La blessure centrale : on a accepté l'inacceptable lentement
Voilà la blessure que je vois, Maxime, et c’est celle que personne ne veut nommer. On a accepté, sans même s’en rendre compte, que la dissuasion soit devenue de la posture. On a accepté que les wargames soient publiés, lus, commentés, et oubliés. On a accepté que la Chine multiplie les exercices d’encerclement autour de Taïwan jusqu’à les rendre quotidiens. On a accepté que 23 millions de Taïwanais vivent depuis cinq ans sous la menace d’une invasion comme on s’habitue au bruit d’une autoroute. L’habituation est la première étape de la capitulation.
Verdict
En 2027, on ne perdrait pas une guerre contre la Chine — on perdrait quelque chose de bien pire : la certitude qu’on pouvait la gagner. En 2030, on apprendrait que la dissuasion nucléaire n’est plus américaine seule. En 2035, on découvrirait que la question n’était pas « si la Chine prendra Taïwan », mais « à quel moment on a cessé de croire que ça valait la peine de l’en empêcher ». Et ce moment-là, peut-être qu’on l’a déjà vécu, sans le savoir, dans le silence d’un mois de mars 2026, quand un rapport de renseignement a repoussé la peur de dix ans et qu’on a tous, collectivement, lâché un soupir de soulagement. Ce soupir-là, c’est la défaite.

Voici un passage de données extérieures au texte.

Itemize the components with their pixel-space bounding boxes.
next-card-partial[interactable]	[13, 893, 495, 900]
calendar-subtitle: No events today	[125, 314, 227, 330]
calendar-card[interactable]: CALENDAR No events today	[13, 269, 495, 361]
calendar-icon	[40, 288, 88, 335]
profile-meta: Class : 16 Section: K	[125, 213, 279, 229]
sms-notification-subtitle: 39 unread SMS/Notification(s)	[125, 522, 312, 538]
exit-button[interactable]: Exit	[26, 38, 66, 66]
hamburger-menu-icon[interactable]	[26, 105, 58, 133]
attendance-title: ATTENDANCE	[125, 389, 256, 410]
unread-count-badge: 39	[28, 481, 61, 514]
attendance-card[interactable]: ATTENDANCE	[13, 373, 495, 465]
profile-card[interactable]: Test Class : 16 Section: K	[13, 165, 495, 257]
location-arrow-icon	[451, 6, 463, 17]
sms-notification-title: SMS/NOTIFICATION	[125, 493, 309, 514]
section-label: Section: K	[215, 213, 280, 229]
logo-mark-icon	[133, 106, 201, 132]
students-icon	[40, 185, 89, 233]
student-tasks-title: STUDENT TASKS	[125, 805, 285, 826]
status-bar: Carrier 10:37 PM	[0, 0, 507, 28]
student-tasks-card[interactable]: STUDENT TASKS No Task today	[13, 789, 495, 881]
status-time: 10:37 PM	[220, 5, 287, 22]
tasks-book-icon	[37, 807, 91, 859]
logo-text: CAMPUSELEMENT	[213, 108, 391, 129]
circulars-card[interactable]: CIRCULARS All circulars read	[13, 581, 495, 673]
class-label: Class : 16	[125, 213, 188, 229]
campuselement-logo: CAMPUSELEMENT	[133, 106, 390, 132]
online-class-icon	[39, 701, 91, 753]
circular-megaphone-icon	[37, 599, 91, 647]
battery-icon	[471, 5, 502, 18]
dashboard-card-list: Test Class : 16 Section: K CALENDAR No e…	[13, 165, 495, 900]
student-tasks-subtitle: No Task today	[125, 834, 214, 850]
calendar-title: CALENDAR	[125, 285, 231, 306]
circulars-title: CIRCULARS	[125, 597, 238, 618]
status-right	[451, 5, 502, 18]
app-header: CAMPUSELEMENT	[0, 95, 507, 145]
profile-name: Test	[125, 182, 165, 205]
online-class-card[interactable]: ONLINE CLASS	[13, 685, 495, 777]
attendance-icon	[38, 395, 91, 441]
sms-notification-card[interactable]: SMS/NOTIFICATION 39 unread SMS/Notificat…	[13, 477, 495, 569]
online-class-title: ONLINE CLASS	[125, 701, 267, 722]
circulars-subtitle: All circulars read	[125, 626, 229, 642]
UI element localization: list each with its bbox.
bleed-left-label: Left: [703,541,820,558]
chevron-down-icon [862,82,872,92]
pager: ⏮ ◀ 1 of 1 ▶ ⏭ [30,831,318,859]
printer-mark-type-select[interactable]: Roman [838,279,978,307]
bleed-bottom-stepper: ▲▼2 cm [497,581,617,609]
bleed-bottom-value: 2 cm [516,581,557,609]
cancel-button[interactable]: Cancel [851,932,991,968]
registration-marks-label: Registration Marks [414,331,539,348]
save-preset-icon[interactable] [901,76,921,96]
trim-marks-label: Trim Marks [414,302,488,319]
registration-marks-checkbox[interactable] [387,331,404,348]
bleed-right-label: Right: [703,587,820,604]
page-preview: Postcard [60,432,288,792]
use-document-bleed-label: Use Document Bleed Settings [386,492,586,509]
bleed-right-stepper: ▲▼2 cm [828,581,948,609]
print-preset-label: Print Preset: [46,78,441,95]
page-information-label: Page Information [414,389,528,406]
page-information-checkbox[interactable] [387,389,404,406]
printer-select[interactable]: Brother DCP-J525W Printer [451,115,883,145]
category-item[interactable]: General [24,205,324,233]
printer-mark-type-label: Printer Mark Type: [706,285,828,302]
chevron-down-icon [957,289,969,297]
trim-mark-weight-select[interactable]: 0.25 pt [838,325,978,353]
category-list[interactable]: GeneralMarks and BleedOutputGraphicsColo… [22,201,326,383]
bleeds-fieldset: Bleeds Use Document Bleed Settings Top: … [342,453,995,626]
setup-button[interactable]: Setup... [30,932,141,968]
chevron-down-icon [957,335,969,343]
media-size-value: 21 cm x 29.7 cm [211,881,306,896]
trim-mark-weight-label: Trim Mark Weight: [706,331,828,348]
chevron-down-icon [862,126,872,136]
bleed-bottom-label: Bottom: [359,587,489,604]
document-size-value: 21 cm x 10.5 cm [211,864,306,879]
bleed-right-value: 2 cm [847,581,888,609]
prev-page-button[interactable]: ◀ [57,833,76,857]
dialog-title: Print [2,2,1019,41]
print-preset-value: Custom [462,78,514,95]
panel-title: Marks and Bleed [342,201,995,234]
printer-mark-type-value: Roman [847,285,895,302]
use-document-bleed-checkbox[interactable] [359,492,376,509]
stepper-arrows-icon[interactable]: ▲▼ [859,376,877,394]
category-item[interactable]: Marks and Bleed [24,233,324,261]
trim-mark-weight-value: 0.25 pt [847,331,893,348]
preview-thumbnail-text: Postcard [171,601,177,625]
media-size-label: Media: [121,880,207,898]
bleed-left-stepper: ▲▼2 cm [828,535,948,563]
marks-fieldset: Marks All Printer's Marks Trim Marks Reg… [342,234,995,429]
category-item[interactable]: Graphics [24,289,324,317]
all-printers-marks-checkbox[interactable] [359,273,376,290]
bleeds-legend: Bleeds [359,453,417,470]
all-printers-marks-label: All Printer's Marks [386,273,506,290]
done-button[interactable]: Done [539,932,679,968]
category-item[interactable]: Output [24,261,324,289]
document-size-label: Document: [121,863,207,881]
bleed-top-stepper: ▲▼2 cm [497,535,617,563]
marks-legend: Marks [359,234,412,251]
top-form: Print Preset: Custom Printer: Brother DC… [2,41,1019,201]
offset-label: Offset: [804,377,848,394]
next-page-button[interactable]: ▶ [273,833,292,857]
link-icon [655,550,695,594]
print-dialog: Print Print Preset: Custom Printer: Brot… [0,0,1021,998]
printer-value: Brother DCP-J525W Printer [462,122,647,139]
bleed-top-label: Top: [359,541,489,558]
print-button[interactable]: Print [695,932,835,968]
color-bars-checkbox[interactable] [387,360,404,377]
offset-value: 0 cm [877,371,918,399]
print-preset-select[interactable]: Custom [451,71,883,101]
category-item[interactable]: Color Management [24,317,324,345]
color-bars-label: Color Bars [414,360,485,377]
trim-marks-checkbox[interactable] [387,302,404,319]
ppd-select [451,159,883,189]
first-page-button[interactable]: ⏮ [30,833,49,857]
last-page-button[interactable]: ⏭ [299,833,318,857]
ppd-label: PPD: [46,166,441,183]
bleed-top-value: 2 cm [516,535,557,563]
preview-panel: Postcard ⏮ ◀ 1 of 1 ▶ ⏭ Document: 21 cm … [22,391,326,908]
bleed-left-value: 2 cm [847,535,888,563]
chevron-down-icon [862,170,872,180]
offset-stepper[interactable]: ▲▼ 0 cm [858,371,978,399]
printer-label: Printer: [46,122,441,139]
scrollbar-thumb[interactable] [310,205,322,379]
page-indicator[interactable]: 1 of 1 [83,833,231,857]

Signé : Maxime Marquette, chroniqueur.
Sources
Rapport du renseignement américain, mars 2026, relayé par Le Figaro et USNI News ; wargame CSIS The First Battle of the Next War ; wargame de blocus Lights Out ; analyse Davidson Window Wikipedia et WSJ ; rapports Pentagone sur l’arsenal nucléaire chinois via Arms Control Association et Heritage Foundation ; analyse fuitée du Pentagone via Theatrum Belli ; Andreas Fulda dans Le Grand Continent ; scénarios Institut Montaigne China 2035 ; analyse réarmement chinois The Conversation ; débat Public Sénat sur la purge militaire chinoise ; analyse i24news sur le déploiement stratégique chinois ; Meta-Defense sur la fenêtre Davidson.